Deputies and agency heads conducting [cyber operations] covered under this directive shall report annually on the use and effectiveness of operations of the previous year to the President through the National Security Adviser.
This paragraph conveys the interesting bit of information that the U.S. conducts enough cyberoperations over the course of a year to report on their effects to the president, though this should surprise no one. And again, Kushner’s downgrading means he can no longer read those reports or sit in on the meetings where they’re discussed.
Kushner’s assigned duties are, for the most part, now out of his reach, even if he otherwise had the time and talent to tackle them.
During the absurd flap over Hillary Clinton’s emails, it was revealed that one of the eight missives that should have been classified top secret was an account of a discussion with the president of Malawi. Apparently, all discussions with foreign leaders are almost always top secret. In other words, Kushner will no longer have access to discussions with foreign leaders.

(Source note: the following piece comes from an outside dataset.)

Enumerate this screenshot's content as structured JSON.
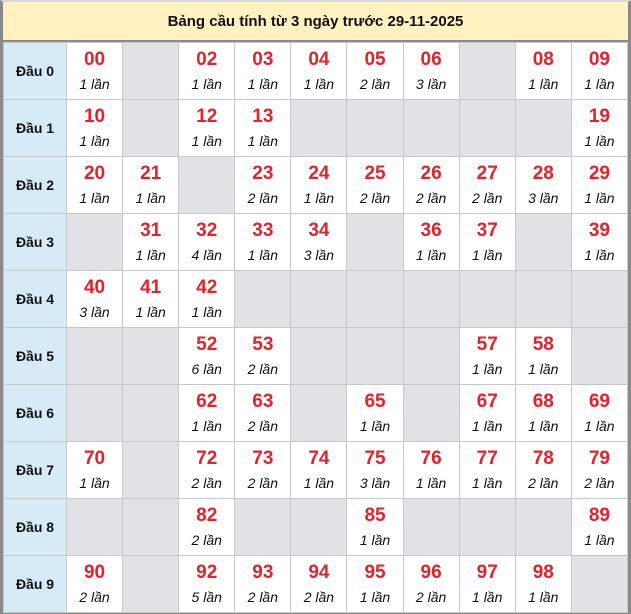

In short, the duties that Trump assigned to his 37-year-old son-in-law at the start of his term—a preposterously massive portfolio that included Middle East peace talks, trade with China, the opioid epidemic, and the reform of the federal government—are, for the most part, now out of his reach, even if he otherwise had the time and talent to tackle them.
Last week, when discussions of Kushner’s security clearance first grew contentious, John Kelly, the White House chief of staff—who would later be the one to strip Kushner of his top secret clearance—released a statement saying, “As I told Jared days ago, I have full confidence in his ability to continue performing his duties in his foreign policy portfolio, including overseeing our Israeli-Palestinian peace effort and serving as an integral part of our relationship with Mexico.”
This was either total rubbish or a rare display of Kelly’s mordant humor; it may have been his way of noting that the Israeli-Palestinian peace effort is kaput, that our relationship with Mexico isn’t far from dead, and that the young princeling—who has long chafed against the retired general’s assertions of authority—will henceforth have no meaningful portfolio.